“Don’t run away from things just because they scare you. If you do, you’ll always be afraid. It’s a bad way to live.” – Ben Reed (Don Johnson)- Paradise
For years and years (and sometimes still today) I let fear stop me. Stop me in my tracks – as if it were a solid brick wall. Some dark fear showed up and I shut down. I didn’t ask any questions, I didn’t investigate any further, I just stopped.
Oh, I made attempts to feel the fear and do it anyway, and sometimes succeeded, but often, fear felt way too big, too strong, too powerful. The benefits of moving forward just didn’t seem to outweigh the horrors that fear promised would meet my efforts.
And, sure enough, I discovered that always being afraid was, indeed, a very bad way to live. Depression, self doubt, feelings of failure, all haunted me.
I had to ask myself, “How can you be used by God and live a life of purpose, if you’re allowing fear to have its way with you? Is this really the way you want to live the rest of your life?”
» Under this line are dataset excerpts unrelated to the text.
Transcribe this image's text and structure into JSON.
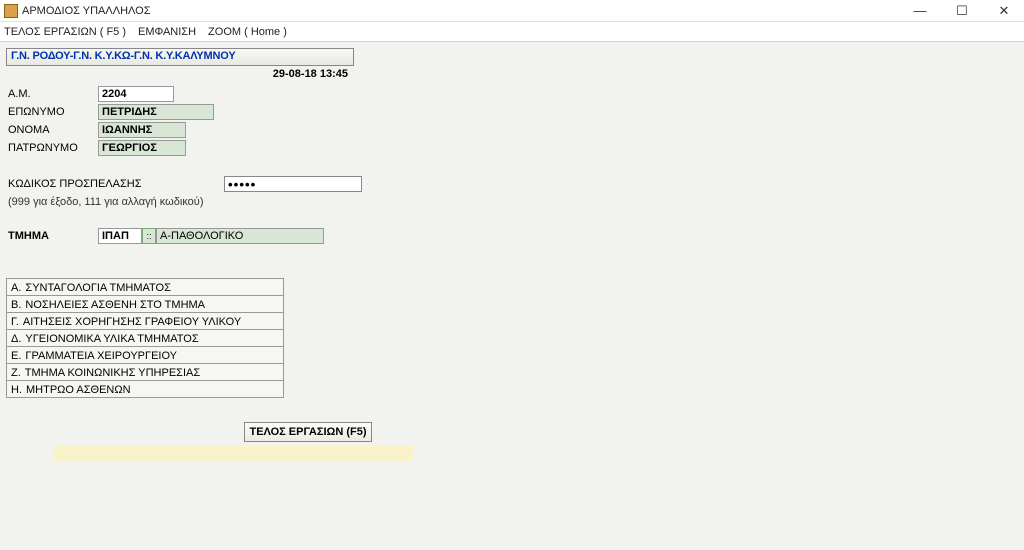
{
  "window": {
    "title": "ΑΡΜΟΔΙΟΣ ΥΠΑΛΛΗΛΟΣ"
  },
  "menu": {
    "telos": "ΤΕΛΟΣ ΕΡΓΑΣΙΩΝ ( F5 )",
    "emfanisi": "ΕΜΦΑΝΙΣΗ",
    "zoom": "ZOOM ( Home )"
  },
  "header": {
    "hospital": "Γ.Ν. ΡΟΔΟΥ-Γ.Ν. Κ.Υ.ΚΩ-Γ.Ν. Κ.Υ.ΚΑΛΥΜΝΟΥ",
    "timestamp": "29-08-18 13:45"
  },
  "labels": {
    "am": "Α.Μ.",
    "eponymo": "ΕΠΩΝΥΜΟ",
    "onoma": "ΟΝΟΜΑ",
    "patronymo": "ΠΑΤΡΩΝΥΜΟ",
    "access_code": "ΚΩΔΙΚΟΣ ΠΡΟΣΠΕΛΑΣΗΣ",
    "access_hint": "(999 για έξοδο, 111 για αλλαγή κωδικού)",
    "tmima": "ΤΜΗΜΑ"
  },
  "fields": {
    "am": "2204",
    "eponymo": "ΠΕΤΡΙΔΗΣ",
    "onoma": "ΙΩΑΝΝΗΣ",
    "patronymo": "ΓΕΩΡΓΙΟΣ",
    "access_code": "•••••",
    "tmima_code": "ΙΠΑΠ",
    "tmima_btn": "::",
    "tmima_desc": "Α-ΠΑΘΟΛΟΓΙΚΟ"
  },
  "menu_list": [
    {
      "prefix": "Α.",
      "label": "ΣΥΝΤΑΓΟΛΟΓΙΑ ΤΜΗΜΑΤΟΣ"
    },
    {
      "prefix": "Β.",
      "label": "ΝΟΣΗΛΕΙΕΣ  ΑΣΘΕΝΗ  ΣΤΟ  ΤΜΗΜΑ"
    },
    {
      "prefix": "Γ.",
      "label": "ΑΙΤΗΣΕΙΣ  ΧΟΡΗΓΗΣΗΣ  ΓΡΑΦΕΙΟΥ ΥΛΙΚΟΥ"
    },
    {
      "prefix": "Δ.",
      "label": "ΥΓΕΙΟΝΟΜΙΚΑ ΥΛΙΚΑ ΤΜΗΜΑΤΟΣ"
    },
    {
      "prefix": "Ε.",
      "label": "ΓΡΑΜΜΑΤΕΙΑ ΧΕΙΡΟΥΡΓΕΙΟΥ"
    },
    {
      "prefix": "Ζ.",
      "label": "ΤΜΗΜΑ ΚΟΙΝΩΝΙΚΗΣ ΥΠΗΡΕΣΙΑΣ"
    },
    {
      "prefix": "Η.",
      "label": "ΜΗΤΡΩΟ ΑΣΘΕΝΩΝ"
    }
  ],
  "buttons": {
    "telos_ergasion": "ΤΕΛΟΣ  ΕΡΓΑΣΙΩΝ (F5)"
  }
}
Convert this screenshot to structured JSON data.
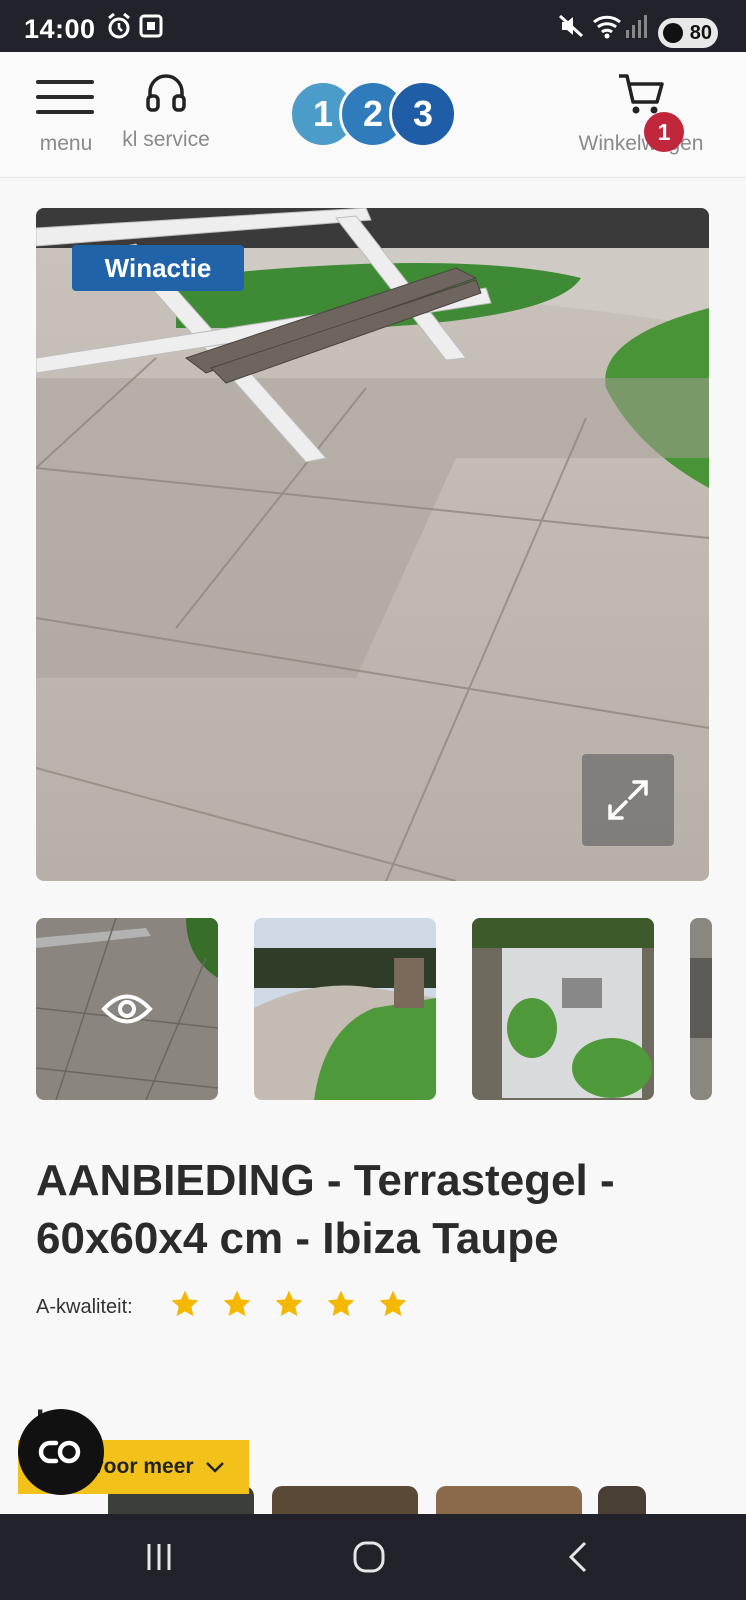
{
  "status_bar": {
    "time": "14:00",
    "battery": "80"
  },
  "header": {
    "menu_label": "menu",
    "service_label": "kl service",
    "logo_digits": [
      "1",
      "2",
      "3"
    ],
    "cart_label": "Winkelwagen",
    "cart_count": "1"
  },
  "product": {
    "badge": "Winactie",
    "title": "AANBIEDING - Terrastegel - 60x60x4 cm - Ibiza Taupe",
    "quality_label": "A-kwaliteit:",
    "quality_stars": 5
  },
  "section": {
    "title": "Ins",
    "more_button": "voor meer"
  },
  "icons": [
    "alarm-icon",
    "screenshot-icon",
    "mute-icon",
    "wifi-icon",
    "signal-icon",
    "menu-icon",
    "headphones-icon",
    "cart-icon",
    "expand-icon",
    "eye-icon",
    "star-icon",
    "chevron-down-icon",
    "chat-icon",
    "recent-apps-icon",
    "home-icon",
    "back-icon"
  ],
  "colors": {
    "brand_blue": "#2163a8",
    "badge_red": "#c0273b",
    "cta_yellow": "#f2c21b",
    "star_yellow": "#f5b800"
  }
}
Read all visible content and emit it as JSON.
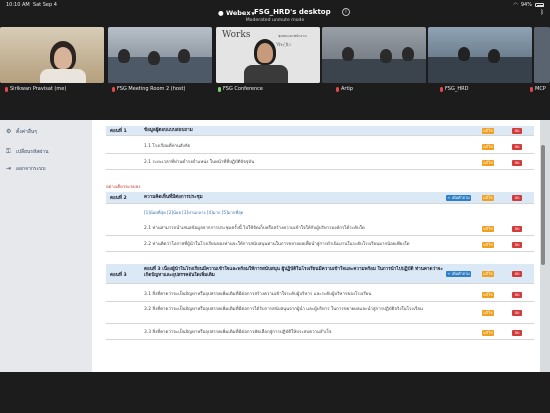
{
  "status": {
    "time": "10:10 AM",
    "date": "Sat Sep 4",
    "battery": "94%"
  },
  "meeting": {
    "app": "Webex",
    "host_desktop": "FSG_HRD's desktop",
    "mode": "Moderated unmute mode"
  },
  "participants": [
    {
      "name": "Sirikwan Pravisat (me)",
      "mic": "muted"
    },
    {
      "name": "FSG Meeting Room 2 (host)",
      "mic": "muted"
    },
    {
      "name": "FSG Conference",
      "mic": "on"
    },
    {
      "name": "Artip",
      "mic": "muted"
    },
    {
      "name": "FSG_HRD",
      "mic": "muted"
    },
    {
      "name": "MCP",
      "mic": "muted"
    }
  ],
  "slide_text": {
    "title": "Works",
    "sub1": "ชุมชนและพนักงาน",
    "sub2": "ไร้ระ  ุ้นิว"
  },
  "sidebar": {
    "items": [
      {
        "label": "ตั้งค่าอื่นๆ",
        "icon": "settings-icon"
      },
      {
        "label": "เปลี่ยนรหัสผ่าน",
        "icon": "key-icon"
      },
      {
        "label": "ออกจากระบบ",
        "icon": "logout-icon"
      }
    ]
  },
  "content": {
    "section1": {
      "no": "ตอนที่ 1",
      "title": "ข้อมูลผู้ตอบแบบสอบถาม",
      "rows": [
        "1.1 โรงเรียนที่ท่านสังกัด",
        "2.1 ระยะเวลาที่ท่านดำรงตำแหน่ง ในหน้าที่ที่ปฏิบัติปัจจุบัน"
      ]
    },
    "note": "อย่างเดียวจะจบลง",
    "section2": {
      "no": "ตอนที่ 2",
      "title": "ความคิดเห็นที่มีต่อการประชุม",
      "add_label": "เพิ่มคำถาม",
      "scale": "[1]น้อยที่สุด [2]น้อย [3]ปานกลาง [4]มาก [5]มากที่สุด",
      "rows": [
        "2.1 ท่านสามารถนำเสนอข้อมูลจากการประชุมครั้งนี้ ไปใช้จัดเก็บหรือสร้างความเข้าใจให้กับผู้บริหารองค์กรได้ระดับใด",
        "2.2 ท่านคิดว่าโอกาสที่ผู้นำในโรงเรียนของท่านจะให้การสนับสนุนท่านในการขยายผลเพื่อนำสู่การดำเนินงานในระดับโรงเรียนมากน้อยเพียงใด"
      ]
    },
    "section3": {
      "no": "ตอนที่ 3",
      "title": "ตอนที่ 3 เนื่องผู้นำในโรงเรียนมีความเข้าใจและพร้อมให้การสนับสนุน ผู้ปฏิบัติในโรงเรียนมีความเข้าใจและความพร้อม ในการนำไปปฏิบัติ ท่านคาดว่าจะเกิดปัญหาและอุปสรรคอันใดเพิ่มเติม",
      "add_label": "เพิ่มคำถาม",
      "rows": [
        "3.1 สิ่งที่คาดว่าจะเป็นปัญหาหรืออุปสรรคเพิ่มเติมที่มีต่อการสร้างความเข้าใจระดับผู้บริหาร และระดับผู้บริหารของโรงเรียน",
        "3.2 สิ่งที่คาดว่าจะเป็นปัญหาหรืออุปสรรคเพิ่มเติมที่มีต่อการได้รับการสนับสนุนจากผู้นำ และผู้บริหาร ในการขยายผลและนำสู่การปฏิบัติจริงในโรงเรียน",
        "3.3 สิ่งที่คาดว่าจะเป็นปัญหาหรืออุปสรรคเพิ่มเติมที่มีต่อการคัดเลือกสู่การปฏิบัติให้ประสบความสำเร็จ"
      ]
    },
    "edit_label": "แก้ไข",
    "delete_label": "ลบ"
  },
  "colors": {
    "section_bg": "#dbe9f6",
    "edit": "#f0a020",
    "delete": "#d23b3b",
    "add": "#2f7fc6"
  }
}
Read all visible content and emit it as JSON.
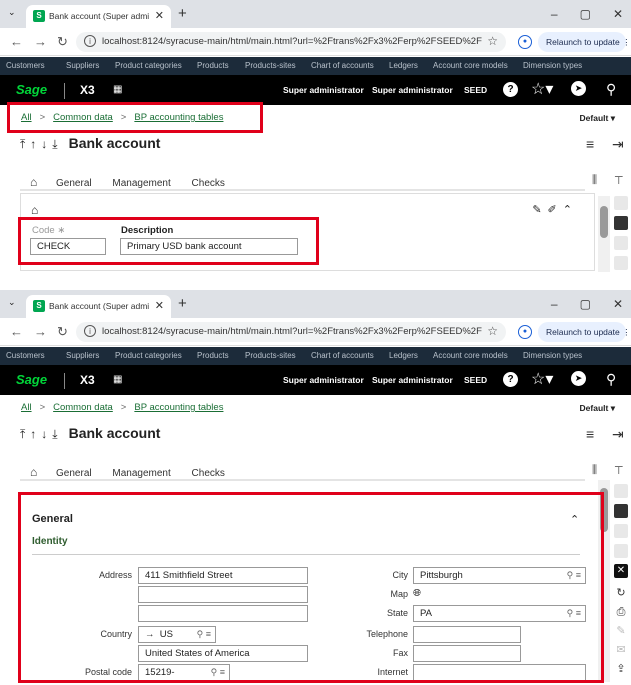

My answer was no. I had to recognize how important it was for me, for my soul, to be “driven by faith, not by fear.”
You have to recognize that letting fear win, time and time again is harming you in untold ways. You have to decide that you want to choose to follow something greater than fear. You have to recognize that if you’re living your purpose, you WILL be scared and uncomfortable a lot. And, you have to figure out if you’re willing to go through that. Sometimes you will be – and sometimes you won’t. But the more you do, the more you’ll get comfortable with discomfort.
When fear does show up, just recognize it and stop. Stay still for a minute. Take a few deep breaths and just acknowledge the fear. Don’t let your fearful thoughts overtake you with their whispers of doom, gloom, and disaster.
Figure out what you’re really afraid of. Notice the thoughts you’re thinking, the pictures you’re imagining of the horrors at in your head. (Looking like a fool? Being absolutely humiliated in front of a crowd? Having to skulk away in shame?)
I found that part of why fear felt so big was that I got a bundle of smallish fears all tangled up together. Then I hit that solid wall – where that fear seemed just too daunting. Instead, if you tease them apart, ask yourself a few more questions, you can face them more directly and see the truth of the situation.
When you can see what you’re really up “against,” you can make better choices, choices that will serve you much better than cowering in fear.